East’s bi-annual Trade Finance Markets program interviewed 1,858 Australian trading businesses in August, spanning Small and Medium Sized (SME) enterprises with revenues of A$5-20 million, Corporate businesses turning over A$20-725 million, and Institutional businesses with A$725 million or more in annual revenues.
While the larger Institutional segment is well served by their trade financiers with access to structured trade finance solutions and liquidity support, these are not as available to businesses in the smaller segments.
Where 34.6 percent of Institutions say that Liquidity Support is a key driver of their trade finance needs, 70.7 percent of Corporates and 85.7 percent of SME’s say liquidity support is a key driver.

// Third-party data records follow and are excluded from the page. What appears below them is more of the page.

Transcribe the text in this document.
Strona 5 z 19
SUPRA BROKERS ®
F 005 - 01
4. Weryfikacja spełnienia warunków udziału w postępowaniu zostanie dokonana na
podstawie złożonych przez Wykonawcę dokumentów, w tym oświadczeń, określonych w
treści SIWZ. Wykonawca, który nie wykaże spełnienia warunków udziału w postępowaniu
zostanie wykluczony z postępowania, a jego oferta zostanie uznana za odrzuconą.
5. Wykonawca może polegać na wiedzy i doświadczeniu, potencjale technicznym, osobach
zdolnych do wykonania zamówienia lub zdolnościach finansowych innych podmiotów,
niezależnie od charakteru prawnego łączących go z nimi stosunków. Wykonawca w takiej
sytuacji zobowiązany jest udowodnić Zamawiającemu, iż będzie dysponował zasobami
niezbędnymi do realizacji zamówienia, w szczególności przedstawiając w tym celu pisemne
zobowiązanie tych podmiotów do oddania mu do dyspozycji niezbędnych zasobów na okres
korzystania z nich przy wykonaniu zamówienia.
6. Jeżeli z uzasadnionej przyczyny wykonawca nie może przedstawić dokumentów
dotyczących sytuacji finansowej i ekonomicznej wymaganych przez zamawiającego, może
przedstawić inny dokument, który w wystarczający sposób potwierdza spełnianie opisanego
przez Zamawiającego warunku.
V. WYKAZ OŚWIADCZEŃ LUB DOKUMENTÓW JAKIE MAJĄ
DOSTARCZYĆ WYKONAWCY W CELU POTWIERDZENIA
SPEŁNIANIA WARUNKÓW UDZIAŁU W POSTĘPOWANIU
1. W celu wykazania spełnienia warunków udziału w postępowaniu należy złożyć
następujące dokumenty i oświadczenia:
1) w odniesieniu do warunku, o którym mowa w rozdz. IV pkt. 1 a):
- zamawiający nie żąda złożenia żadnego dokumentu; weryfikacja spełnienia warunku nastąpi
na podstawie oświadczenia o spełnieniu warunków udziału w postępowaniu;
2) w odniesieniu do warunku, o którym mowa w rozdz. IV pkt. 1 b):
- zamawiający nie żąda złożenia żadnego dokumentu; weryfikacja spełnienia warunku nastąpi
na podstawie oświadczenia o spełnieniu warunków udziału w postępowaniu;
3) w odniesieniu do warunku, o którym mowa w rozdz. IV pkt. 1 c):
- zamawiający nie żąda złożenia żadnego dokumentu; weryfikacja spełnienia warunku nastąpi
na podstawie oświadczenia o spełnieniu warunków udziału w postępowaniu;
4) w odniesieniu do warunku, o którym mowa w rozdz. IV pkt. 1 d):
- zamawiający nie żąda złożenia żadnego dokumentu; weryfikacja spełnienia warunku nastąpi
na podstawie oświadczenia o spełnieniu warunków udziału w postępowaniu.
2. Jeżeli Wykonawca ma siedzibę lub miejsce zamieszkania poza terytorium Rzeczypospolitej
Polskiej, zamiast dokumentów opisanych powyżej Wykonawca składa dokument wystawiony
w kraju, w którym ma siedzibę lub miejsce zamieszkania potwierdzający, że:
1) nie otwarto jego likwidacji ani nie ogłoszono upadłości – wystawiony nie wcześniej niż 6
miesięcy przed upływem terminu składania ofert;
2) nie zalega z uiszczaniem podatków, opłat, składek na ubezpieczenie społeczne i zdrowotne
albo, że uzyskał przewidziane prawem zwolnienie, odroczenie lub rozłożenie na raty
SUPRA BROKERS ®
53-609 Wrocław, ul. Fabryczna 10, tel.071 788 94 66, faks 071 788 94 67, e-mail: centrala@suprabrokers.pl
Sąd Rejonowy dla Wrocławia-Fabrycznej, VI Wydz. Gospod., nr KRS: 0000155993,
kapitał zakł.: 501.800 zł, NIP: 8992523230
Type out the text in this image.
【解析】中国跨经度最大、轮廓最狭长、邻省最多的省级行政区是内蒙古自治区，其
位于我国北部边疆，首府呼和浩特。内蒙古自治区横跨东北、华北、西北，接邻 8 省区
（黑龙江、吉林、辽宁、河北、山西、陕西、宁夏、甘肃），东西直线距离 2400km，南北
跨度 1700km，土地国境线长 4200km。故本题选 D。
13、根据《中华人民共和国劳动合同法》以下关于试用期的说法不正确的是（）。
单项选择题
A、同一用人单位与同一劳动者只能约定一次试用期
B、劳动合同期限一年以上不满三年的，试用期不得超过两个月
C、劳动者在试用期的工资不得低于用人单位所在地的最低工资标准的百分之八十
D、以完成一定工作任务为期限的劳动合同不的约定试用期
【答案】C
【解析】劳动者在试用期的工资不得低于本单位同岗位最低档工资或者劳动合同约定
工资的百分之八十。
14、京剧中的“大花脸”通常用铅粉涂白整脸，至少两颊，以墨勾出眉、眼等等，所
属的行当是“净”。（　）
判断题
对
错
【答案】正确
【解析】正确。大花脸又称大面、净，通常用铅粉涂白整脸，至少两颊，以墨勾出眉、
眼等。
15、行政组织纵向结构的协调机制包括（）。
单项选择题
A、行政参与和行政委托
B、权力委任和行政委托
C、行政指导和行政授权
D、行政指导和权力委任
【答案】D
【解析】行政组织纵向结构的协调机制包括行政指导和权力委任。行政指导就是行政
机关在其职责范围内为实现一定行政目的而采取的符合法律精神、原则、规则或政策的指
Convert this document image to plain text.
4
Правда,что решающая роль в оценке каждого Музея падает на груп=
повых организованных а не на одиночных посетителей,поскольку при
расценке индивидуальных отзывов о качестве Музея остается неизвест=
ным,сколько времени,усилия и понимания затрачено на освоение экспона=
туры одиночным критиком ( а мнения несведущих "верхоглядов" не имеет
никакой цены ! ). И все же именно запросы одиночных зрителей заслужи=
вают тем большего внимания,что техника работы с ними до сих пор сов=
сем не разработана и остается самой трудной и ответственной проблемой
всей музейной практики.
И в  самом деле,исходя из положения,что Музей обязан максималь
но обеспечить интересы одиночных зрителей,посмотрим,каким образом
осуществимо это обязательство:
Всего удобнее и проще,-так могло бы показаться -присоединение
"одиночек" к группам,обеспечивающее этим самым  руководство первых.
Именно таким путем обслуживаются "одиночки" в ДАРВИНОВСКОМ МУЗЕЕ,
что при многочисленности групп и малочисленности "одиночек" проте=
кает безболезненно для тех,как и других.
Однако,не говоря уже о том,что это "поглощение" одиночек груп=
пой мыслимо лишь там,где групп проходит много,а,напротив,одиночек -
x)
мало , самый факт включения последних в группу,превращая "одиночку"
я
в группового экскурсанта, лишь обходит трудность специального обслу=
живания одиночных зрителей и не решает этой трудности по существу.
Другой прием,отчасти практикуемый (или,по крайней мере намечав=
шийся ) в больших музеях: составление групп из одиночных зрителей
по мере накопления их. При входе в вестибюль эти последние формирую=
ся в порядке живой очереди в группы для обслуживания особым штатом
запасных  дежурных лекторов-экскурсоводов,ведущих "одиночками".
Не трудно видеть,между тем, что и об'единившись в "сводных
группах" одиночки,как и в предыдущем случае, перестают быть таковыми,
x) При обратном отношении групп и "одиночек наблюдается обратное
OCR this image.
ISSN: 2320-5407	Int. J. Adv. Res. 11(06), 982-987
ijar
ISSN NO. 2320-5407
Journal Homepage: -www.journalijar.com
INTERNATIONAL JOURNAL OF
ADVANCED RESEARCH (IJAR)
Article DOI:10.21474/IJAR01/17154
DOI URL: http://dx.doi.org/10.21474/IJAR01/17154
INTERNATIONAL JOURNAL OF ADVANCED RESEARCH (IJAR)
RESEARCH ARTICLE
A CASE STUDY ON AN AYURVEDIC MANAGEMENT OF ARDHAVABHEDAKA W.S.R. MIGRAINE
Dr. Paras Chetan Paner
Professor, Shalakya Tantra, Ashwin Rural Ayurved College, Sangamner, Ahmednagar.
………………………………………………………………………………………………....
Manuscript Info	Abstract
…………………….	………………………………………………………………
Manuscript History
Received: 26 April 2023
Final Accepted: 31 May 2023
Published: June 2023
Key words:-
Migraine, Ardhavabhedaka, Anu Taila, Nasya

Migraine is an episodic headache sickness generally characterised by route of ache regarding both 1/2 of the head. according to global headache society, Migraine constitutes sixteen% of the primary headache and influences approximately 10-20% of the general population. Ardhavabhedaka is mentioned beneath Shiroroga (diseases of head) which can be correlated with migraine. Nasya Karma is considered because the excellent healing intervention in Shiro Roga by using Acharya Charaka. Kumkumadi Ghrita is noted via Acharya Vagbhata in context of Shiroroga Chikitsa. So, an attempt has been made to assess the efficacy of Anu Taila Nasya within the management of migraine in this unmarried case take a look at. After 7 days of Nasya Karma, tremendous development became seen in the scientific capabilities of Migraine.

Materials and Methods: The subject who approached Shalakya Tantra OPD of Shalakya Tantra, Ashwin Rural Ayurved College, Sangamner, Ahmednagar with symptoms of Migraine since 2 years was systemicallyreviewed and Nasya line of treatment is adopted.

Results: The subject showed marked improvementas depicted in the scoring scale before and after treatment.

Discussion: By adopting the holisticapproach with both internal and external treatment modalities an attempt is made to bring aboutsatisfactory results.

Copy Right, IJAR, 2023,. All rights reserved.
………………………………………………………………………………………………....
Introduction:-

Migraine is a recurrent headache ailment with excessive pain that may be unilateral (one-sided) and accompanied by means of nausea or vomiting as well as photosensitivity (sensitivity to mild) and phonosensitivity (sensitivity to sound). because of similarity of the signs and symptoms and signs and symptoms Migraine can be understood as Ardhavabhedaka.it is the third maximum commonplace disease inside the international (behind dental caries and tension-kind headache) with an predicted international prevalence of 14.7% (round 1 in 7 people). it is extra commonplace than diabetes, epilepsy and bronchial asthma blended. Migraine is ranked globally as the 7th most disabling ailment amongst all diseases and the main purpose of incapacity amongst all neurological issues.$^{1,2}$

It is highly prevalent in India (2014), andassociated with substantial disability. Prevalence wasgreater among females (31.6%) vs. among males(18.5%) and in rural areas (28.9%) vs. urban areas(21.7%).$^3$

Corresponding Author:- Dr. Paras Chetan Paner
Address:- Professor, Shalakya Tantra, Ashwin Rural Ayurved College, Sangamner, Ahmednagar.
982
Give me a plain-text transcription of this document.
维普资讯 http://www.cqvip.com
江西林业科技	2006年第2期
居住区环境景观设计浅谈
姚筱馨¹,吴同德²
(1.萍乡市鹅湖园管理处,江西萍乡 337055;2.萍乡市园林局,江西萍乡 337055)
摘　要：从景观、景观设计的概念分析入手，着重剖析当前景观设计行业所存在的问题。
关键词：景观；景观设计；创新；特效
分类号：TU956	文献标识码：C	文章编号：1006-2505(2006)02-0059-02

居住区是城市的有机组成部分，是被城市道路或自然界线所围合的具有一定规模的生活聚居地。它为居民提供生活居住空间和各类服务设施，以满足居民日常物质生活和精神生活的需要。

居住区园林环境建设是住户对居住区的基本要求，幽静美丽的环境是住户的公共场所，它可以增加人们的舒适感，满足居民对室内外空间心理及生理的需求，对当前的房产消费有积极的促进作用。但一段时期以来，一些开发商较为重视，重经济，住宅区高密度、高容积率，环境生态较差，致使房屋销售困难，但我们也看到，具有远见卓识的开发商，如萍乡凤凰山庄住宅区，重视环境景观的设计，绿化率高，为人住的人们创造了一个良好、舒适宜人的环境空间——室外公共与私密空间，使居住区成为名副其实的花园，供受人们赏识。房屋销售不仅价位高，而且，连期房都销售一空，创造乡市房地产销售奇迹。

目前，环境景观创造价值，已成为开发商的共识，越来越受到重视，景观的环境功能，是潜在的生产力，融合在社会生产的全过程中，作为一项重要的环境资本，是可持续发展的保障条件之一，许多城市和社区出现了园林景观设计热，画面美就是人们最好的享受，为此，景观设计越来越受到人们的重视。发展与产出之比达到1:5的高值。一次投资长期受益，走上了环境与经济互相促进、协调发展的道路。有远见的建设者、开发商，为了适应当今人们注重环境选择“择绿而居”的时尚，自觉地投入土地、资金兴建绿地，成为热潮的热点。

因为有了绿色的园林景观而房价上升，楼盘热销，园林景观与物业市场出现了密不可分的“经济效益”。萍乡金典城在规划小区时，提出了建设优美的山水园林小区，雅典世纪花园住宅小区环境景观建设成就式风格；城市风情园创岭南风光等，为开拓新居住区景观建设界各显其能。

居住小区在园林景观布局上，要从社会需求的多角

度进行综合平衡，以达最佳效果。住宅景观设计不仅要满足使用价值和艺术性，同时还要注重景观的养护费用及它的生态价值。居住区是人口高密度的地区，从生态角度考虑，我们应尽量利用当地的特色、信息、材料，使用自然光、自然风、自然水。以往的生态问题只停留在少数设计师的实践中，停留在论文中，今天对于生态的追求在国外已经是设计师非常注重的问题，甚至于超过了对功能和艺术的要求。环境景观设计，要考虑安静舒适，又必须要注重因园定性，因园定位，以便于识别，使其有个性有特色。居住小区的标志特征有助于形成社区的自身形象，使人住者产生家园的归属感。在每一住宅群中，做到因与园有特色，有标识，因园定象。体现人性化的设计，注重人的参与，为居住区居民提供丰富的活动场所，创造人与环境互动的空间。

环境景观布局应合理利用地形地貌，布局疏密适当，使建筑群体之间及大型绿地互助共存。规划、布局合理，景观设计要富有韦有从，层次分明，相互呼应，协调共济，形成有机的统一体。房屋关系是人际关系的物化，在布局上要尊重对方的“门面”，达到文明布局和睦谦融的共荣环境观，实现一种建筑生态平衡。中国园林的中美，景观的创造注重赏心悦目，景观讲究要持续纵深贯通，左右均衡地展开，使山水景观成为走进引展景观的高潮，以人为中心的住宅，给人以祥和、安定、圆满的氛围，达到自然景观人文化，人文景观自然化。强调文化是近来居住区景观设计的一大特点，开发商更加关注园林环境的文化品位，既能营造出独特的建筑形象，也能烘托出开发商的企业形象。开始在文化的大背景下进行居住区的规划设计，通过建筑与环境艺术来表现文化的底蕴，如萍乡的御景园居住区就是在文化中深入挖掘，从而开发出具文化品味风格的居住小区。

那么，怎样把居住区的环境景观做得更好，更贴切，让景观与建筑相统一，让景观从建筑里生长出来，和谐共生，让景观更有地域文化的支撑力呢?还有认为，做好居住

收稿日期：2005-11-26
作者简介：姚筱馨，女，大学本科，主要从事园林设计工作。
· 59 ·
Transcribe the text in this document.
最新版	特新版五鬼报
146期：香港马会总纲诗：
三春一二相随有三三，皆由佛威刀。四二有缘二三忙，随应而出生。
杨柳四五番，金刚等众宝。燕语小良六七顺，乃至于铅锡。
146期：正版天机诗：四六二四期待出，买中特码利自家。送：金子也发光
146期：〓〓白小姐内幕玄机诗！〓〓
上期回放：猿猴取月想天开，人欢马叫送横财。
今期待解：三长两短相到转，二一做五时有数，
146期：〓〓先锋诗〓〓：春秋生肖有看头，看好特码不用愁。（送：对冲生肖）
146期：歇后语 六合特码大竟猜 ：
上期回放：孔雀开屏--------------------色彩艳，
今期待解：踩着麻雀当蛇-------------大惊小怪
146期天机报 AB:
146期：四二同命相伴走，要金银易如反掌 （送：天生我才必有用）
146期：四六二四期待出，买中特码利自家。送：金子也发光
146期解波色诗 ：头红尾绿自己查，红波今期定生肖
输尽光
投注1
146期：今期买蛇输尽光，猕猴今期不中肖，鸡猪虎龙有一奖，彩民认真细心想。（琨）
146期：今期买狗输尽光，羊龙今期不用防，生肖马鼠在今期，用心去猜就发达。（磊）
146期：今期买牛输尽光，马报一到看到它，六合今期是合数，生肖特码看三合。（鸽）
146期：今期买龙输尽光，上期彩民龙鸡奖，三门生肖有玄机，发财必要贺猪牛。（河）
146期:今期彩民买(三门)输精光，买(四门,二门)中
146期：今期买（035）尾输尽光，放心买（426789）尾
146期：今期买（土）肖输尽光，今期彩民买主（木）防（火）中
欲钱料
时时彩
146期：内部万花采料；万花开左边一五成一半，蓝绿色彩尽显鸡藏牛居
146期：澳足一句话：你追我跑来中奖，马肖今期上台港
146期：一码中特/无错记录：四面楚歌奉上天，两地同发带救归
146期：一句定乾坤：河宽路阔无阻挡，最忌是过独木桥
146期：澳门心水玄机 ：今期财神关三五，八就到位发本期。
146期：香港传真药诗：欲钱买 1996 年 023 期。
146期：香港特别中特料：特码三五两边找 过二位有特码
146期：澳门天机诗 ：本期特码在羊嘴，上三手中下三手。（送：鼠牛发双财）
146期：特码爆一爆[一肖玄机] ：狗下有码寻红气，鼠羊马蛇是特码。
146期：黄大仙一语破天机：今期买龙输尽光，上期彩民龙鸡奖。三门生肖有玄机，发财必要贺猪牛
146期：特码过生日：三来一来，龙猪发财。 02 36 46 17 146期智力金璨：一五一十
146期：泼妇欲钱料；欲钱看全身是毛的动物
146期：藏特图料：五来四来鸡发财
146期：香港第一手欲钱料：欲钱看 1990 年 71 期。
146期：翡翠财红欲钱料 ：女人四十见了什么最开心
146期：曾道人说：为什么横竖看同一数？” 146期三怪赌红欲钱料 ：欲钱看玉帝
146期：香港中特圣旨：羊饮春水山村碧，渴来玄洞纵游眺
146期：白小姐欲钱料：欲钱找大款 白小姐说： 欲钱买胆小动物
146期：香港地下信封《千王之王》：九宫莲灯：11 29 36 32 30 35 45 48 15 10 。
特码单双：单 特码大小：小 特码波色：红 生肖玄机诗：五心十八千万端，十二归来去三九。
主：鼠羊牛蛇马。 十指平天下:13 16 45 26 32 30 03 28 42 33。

Asked to name the single key initiative which would win their trade business, 52.2 percent of Corporates nominate the provision of Open Account Financing, while 17.4 percent cite improved Trade Loan Facilities and conditions.
Among SME’s, 39.5 percent say a trade financier with improved Trade Loans and Conditions would win their business, with 27.0 percent nominating Open Account Financing.
This contrasts with larger Institutional businesses, where 36.0 percent say a knowledgeable Trade Finance Officer would help win their trade business.
The research also shows an increase in churn intentions among smaller trading businesses.
About 34.3 percent of SME’s say they are either “very likely” or “possibly” changing their trade financier in the next 12 months, with 30.7 percent of Corporates responding in the same way. Only 23.1 percent of Institutional businesses are pondering a change.
Lachlan Colquhoun, Head of Markets Analysis at East & Partners, said the message from the research was clear.
“Smaller trading businesses want the same access to the same suite of trade finance products as are used by Institutional businesses,” says Colquhoun.“For one reason or another – be it risk assessment, market focus or simply because of a lack of trade finance specialists – those specialist products are not being used to the same extent by the smaller market segments.
“The result is not just increased churn of trade finance suppliers, but the frustration of trading opportunities at point in time when Australian businesses of all sizes are increasingly looking to engage with offshore suppliers and customers.”